Hannah was also having a hard time adapting to the disruption in her family. She missed Porter and Travis more than her young mind could express, and it wasn’t long before she, too, started acting out. I felt so bad for Porter. He had two children who desperately needed him, but there was only one of him. And, regardless of how hard he tried, he couldn’t be everywhere. I pitched in as much as I could, but there was no substitute for their dad.

And the kids weren’t alone in their struggles to adapt. Porter and I had both taken turns falling into the lows of fear and worry. But, through it all, we’d leaned on each other.

When I broke, Porter was there to pick up the pieces.

And, when Porter lost sight of the light, I was there to hold him in the darkness.

No questions.

No judgments.

No faking it.

No apologies.

Our lives were far from perfect, but the fact that we were living and not standing still as the world turned beneath our feet made it perfect to us.

Porter came on the muffled groan of my name, and moments later, I followed him down in a crash of ecstasy.

“Jesus,” he breathed, peppering kisses over my face and neck.

Smiling, I raked my nails up and down his back. His skin pebbled and he squirmed as I teased at his sides.

“Ya know…I only promised her an office. I didn’t say anything about there being a desk.”

“Excellent call. We can throw this baby in the Tahoe and put it with the couch from my office. I can see it now. The bonus room could become a shrine for all the places we’ve had sex.”

“That wouldn’t be awkward at all,” I teased.

“I have it on good authority that you like awkward,” he mumbled, begrudgingly pulling out of me as he started to soften.

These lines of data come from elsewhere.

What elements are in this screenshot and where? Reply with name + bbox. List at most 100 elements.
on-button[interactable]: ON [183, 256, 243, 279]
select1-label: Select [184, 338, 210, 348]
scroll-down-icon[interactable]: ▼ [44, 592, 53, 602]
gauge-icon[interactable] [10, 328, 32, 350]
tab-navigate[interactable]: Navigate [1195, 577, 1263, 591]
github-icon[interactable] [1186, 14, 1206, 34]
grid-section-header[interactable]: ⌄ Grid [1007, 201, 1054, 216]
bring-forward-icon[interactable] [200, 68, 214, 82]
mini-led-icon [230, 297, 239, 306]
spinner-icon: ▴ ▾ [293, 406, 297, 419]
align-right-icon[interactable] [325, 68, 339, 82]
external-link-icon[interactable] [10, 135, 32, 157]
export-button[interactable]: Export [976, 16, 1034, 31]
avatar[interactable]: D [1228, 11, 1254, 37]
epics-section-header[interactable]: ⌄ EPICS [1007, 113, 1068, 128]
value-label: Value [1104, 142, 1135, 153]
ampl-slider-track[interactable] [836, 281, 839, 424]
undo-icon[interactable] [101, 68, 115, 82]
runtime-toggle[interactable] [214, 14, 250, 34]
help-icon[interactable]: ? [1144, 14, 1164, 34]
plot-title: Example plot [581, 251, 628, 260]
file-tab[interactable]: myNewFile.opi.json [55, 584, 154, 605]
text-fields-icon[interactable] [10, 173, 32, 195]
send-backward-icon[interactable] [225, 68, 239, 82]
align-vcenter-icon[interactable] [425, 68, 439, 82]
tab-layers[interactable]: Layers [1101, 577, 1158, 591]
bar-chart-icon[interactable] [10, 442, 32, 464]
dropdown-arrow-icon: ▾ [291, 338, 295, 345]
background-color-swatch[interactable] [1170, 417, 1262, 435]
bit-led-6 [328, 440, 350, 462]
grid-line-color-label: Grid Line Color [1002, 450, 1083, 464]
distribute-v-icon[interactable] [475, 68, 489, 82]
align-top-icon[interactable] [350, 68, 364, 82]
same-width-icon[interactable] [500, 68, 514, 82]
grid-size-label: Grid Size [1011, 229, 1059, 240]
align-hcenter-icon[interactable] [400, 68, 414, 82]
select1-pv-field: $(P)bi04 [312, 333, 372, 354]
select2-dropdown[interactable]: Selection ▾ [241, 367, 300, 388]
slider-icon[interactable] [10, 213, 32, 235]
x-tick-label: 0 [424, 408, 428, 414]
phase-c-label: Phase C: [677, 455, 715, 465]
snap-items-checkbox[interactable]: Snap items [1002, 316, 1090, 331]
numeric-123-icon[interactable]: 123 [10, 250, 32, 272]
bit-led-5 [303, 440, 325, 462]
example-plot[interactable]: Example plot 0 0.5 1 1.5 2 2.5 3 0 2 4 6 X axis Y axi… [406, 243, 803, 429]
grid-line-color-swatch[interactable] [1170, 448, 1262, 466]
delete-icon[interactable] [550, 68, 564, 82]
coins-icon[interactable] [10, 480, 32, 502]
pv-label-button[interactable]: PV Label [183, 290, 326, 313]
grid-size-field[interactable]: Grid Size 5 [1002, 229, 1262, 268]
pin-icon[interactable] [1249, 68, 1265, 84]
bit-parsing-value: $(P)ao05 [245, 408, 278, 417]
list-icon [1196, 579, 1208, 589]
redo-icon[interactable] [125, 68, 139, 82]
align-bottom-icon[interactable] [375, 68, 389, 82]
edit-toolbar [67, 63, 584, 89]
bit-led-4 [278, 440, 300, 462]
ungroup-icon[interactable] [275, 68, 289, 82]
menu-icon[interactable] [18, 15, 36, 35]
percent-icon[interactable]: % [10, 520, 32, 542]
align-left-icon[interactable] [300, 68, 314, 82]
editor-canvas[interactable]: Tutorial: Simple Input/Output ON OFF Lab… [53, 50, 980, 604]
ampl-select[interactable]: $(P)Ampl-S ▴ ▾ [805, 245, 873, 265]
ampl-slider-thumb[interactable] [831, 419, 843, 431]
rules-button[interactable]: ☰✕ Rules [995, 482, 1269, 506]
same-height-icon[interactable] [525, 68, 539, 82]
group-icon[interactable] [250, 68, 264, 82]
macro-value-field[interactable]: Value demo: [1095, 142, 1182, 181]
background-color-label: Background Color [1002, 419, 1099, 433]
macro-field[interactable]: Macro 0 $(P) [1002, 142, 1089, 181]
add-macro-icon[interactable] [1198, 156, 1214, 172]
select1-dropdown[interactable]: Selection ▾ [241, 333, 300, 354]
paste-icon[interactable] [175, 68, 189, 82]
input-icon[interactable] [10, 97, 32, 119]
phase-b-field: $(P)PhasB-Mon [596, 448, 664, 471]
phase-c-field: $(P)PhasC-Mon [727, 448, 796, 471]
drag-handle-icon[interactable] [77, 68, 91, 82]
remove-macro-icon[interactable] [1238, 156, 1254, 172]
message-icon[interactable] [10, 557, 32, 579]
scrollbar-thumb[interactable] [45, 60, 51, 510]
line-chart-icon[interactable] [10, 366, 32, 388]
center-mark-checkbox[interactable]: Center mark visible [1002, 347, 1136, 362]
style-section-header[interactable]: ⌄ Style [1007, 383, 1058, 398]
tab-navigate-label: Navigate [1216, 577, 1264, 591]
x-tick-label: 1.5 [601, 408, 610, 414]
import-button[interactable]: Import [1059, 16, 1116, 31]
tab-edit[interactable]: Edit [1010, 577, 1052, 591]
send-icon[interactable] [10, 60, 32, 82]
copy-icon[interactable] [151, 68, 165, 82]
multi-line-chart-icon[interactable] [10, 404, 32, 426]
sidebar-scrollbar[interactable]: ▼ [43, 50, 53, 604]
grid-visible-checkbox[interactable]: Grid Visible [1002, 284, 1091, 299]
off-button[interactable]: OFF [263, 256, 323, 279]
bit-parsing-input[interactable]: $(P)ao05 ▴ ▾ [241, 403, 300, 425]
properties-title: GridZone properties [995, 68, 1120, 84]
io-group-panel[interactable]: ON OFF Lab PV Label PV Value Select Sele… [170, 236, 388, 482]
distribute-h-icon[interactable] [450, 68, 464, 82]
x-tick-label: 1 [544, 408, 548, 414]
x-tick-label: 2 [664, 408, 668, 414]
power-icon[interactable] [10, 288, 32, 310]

After a long discussion, I’d finally given in and agreed to move in with Porter. It really did make sense. I was still terrified, but it had been next to impossible to tell him no when I could feel his excitement vibrating in the air between us. Since I had until the end of the month to be out, we’d decided to slowly move my stuff into Porter’s house. But, a few days later, I’d learned that the word slow had a vastly different meaning to him. One afternoon, after I’d come home from the hospital to take a shower, I’d boxed a few things up to start the merger of our lives. I’d given Porter my keys and asked him to pick them up on his way home. The next day, I’d walked through my front door to find a herd of professional movers and a nearly empty apartment.

We’d fought—okay, fine. I’d fought. Porter had just smiled. A lot.

We’d been officially living together for over a week and not once had we slept under the same roof. One of us was always up at the hospital—usually me so Porter could stay at home with Hannah.